Los Angeles will be the biggest beneficiary of the money, which was proposed by Gov. Gavin Newsom to be provided as grants to cities and counties to help cannabis businesses transition from provisional to regular licenses.
“California voters approved Proposition 64 five years ago and entrusted the Legislature with creating a legal, well-regulated cannabis market,” said Assemblyman Phil Ting (D-San Francisco), the chairman of the Assembly Budget Committee. “We have yet to reach that goal.”
Many cannabis growers, retailers and manufacturers have struggled to make the transition from a provisional, temporary license to a permanent one renewed on an annual basis — a process that requires a costly, complicated and time-consuming review of the negative environmental effects involved in a business and a plan for reducing those harms.
As a result, about 82% of the state’s cannabis licensees still held provisional licenses as of April, according to the governor’s office.
The funds, including $22 million earmarked for L.A., would help cities hire experts and staff to assist businesses in completing the environmental studies and transitioning the licenses to “help legitimate businesses succeed,” Ting said.
The grant program is endorsed by Los Angeles Mayor Eric Garcetti, who said in a letter to legislators that the money is “essential in supporting a well-regulated, equitable, and sustainable cannabis market.”
Separately, the governor wants to give cannabis businesses a six-month extension beyond a Jan. 1 deadline to transition from provisional licenses by complying with mandates of the California Environmental Quality Act. That extension, which faces opposition for delaying promised environmental safeguards, was not included in the state budget bill approved Monday and is still being negotiated with lawmakers.
The governor’s proposal to extend provisional licenses has drawn objections from a coalition of seven environmental groups including Sierra Club California, Defenders of Wildlife and the Nature Conservancy.
They said in a letter to Newsom that the proposal allowing the extension of provisional licenses and interim alternatives to CEQA rules goes against what voters were promised and is “wholly inadequate to protect local communities and the environment.”
At the same time, industry officials say the governor’s proposals do not go far enough in helping businesses struggling to stay open with provisional licenses while meeting what they see as burdensome rules under the state’s environmental regulations.
“It is a significant amount of money, but I don’t know that it actually answers the problem of provisional licenses making it through CEQA analysis in a timely manner to get an annual license,” said Jerred Kiloh, president of the United Cannabis Business Assn.
He said delays in cities adopting rules, their limited staffing and lack of resources by cannabis firms mean some face two to four years to get through the licensing process. Many would face the prospect of shutting down, at least temporarily, if they don’t get a regular license by current state deadlines, Kiloh said.
California voters paved the way for state licensing of cannabis stores, farms, distributors and testing when they approved Proposition 64 in 2016. State officials initially expected to license as many as 6,000 cannabis shops in the first few years, but permits have been issued only for 1,086 retail and delivery firms.

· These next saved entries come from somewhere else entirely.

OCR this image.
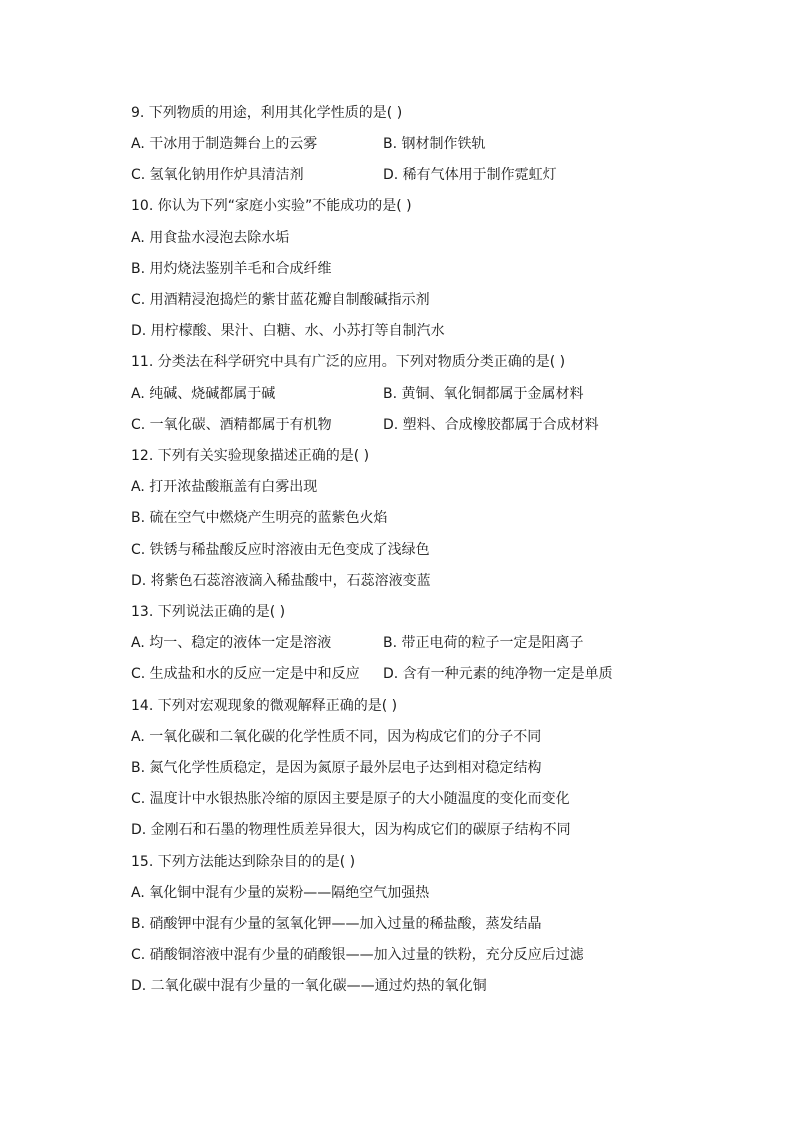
9. 下列物质的用途，利用其化学性质的是( )
A. 干冰用于制造舞台上的云雾	B. 钢材制作铁轨
C. 氢氧化钠用作炉具清洁剂	D. 稀有气体用于制作霓虹灯
10. 你认为下列“家庭小实验”不能成功的是( )
A. 用食盐水浸泡去除水垢
B. 用灼烧法鉴别羊毛和合成纤维
C. 用酒精浸泡捣烂的紫甘蓝花瓣自制酸碱指示剂
D. 用柠檬酸、果汁、白糖、水、小苏打等自制汽水
11. 分类法在科学研究中具有广泛的应用。下列对物质分类正确的是( )
A. 纯碱、烧碱都属于碱	B. 黄铜、氧化铜都属于金属材料
C. 一氧化碳、酒精都属于有机物	D. 塑料、合成橡胶都属于合成材料
12. 下列有关实验现象描述正确的是( )
A. 打开浓盐酸瓶盖有白雾出现
B. 硫在空气中燃烧产生明亮的蓝紫色火焰
C. 铁锈与稀盐酸反应时溶液由无色变成了浅绿色
D. 将紫色石蕊溶液滴入稀盐酸中，石蕊溶液变蓝
13. 下列说法正确的是( )
A. 均一、稳定的液体一定是溶液	B. 带正电荷的粒子一定是阳离子
C. 生成盐和水的反应一定是中和反应 D. 含有一种元素的纯净物一定是单质
14. 下列对宏观现象的微观解释正确的是( )
A. 一氧化碳和二氧化碳的化学性质不同，因为构成它们的分子不同
B. 氮气化学性质稳定，是因为氮原子最外层电子达到相对稳定结构
C. 温度计中水银热胀冷缩的原因主要是原子的大小随温度的变化而变化
D. 金刚石和石墨的物理性质差异很大，因为构成它们的碳原子结构不同
15. 下列方法能达到除杂目的的是( )
A. 氧化铜中混有少量的炭粉——隔绝空气加强热
B. 硝酸钾中混有少量的氢氧化钾——加入过量的稀盐酸，蒸发结晶
C. 硝酸铜溶液中混有少量的硝酸银——加入过量的铁粉，充分反应后过滤
D. 二氧化碳中混有少量的一氧化碳——通过灼热的氧化铜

In 2019, industry officials estimated there were nearly three times as many unlicensed businesses as ones with state permits. Although some industry leaders believe enforcement has reduced the number of illegal pot shops, a study in September by USC researchers estimated unlicensed retailers still outnumbered those that were licensed.
Supporters of legalization blame the discrepancy on problems that they say include high taxes on licensed businesses, burdensome regulations and the decision of about three-quarters of cities in California not to allow cannabis retailers in their jurisdictions.